I grew up in Bethesda and spent many a Saturday at the Hiser Theatre.
Saw King Kong there in the 50s with my cousin Sam twice. My father, a professional photographer, in Bethesda took many photos of Bethesda Chevy Chase during the 30s, 40s, 50s,60s, 70s, 80s. Many of these vintage images are available on the website listed above.There are photos of the Baronet and the Hiser. I believe the old State Theatre is also in one of the images. Many people collect these old images and they make unique gifts and are great for decorating your home and office. Just looking at these images brings back so many memories and wonderful stories.

Rick on June 22, 2012 at 1:38 pm

I was a projectionist at the Baronet in the early 1970s while the regular operator, Fred Kelley, was recovering from health issues. I ran the matinees of Wizard of Oz mentioned above and remember the overflow crowds. The booth had Simplex XL projectors with Peerless Magnarc lamps running 7mm positive and 6mm negative trim. It also had Motiograph magnetic penthouses that were no longer functional. The house lights were controlled by a bank of radial dimmers mounted near the ceiling. I have some pictures somewhere that I’ll try and post. Overall I really enjoyed my time there. That staff was really friendly and occasionally we’d all party together. A regular occurrence was pizza at the Zebra Room down at Wisconsin & Macomb Streets in DC.

MsLiz on February 7, 2013 at 1:05 am

I remember going with my family in the early 1960s. On Sunday mornings, they had a British Comedy Series. There would be maybe 10 people in the theatre and my Dad (Canadian) and one other guy would get the jokes. The rest of us were baffled. I was fascinated by the wall paper which featured a pattern of crowns which I guess were there because the theatre was the baronet.

rivest266 on June 21, 2015 at 6:07 pm

Grand opening ad as Hiser from September 25th, 1939 in photo section

rivest266 on June 26, 2015 at 12:25 am

October 10th, 1960 grand opening ad as Baronet in photo section.

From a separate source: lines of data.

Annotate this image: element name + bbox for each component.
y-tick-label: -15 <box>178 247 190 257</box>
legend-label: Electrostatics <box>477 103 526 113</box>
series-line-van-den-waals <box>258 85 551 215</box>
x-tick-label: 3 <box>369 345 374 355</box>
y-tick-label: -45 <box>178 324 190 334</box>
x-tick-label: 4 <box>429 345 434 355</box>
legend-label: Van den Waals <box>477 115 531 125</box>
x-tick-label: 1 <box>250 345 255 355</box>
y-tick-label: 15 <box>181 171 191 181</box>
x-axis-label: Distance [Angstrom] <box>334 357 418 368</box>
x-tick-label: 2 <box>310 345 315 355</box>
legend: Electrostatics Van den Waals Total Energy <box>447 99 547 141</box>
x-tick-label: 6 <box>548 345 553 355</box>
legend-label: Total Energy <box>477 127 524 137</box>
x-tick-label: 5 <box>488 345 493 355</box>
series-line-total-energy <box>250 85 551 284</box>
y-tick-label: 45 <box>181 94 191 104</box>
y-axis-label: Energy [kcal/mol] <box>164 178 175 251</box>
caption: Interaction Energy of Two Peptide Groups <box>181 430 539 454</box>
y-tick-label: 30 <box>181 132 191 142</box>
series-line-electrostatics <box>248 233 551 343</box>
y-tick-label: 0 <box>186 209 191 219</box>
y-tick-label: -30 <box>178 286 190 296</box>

PPDDSS on September 18, 2015 at 9:40 pm

I was surprised to see rlvjr’s comment from 2005 saying “the Blacks targeted Mr. Hiser’s theater for their annoying ‘sit-in’ shakedowns.” That characterization is inappropriate. Hiser shamefully refused to admit African-Americans long after other area theaters had integrated. It was entirely justified and appropriate for people to picket the theater for this.

In later years, after the theater became the Baronet, I remember seeing newsreels and cartoons before the feature. Also old serials as part of weekend matinees. I saw The Sound of Music there during its very long run. The machines in the back were not as appealing as the concession stands at other theaters.

cdean on February 2, 2022 at 7:12 am

My first visit back to this site and the Baronet Theater entry in quite some time. Nice to see all the comments added over the years. I agree, PPDDSS, about rivjr’s comment from 2005 and note it has since been taken down. Documenting important history on this site goes far beyond bricks, mortar, and marquees. A photograph posted here shows one of such protests outside the building. Be well as we outlast this COVID pandemic.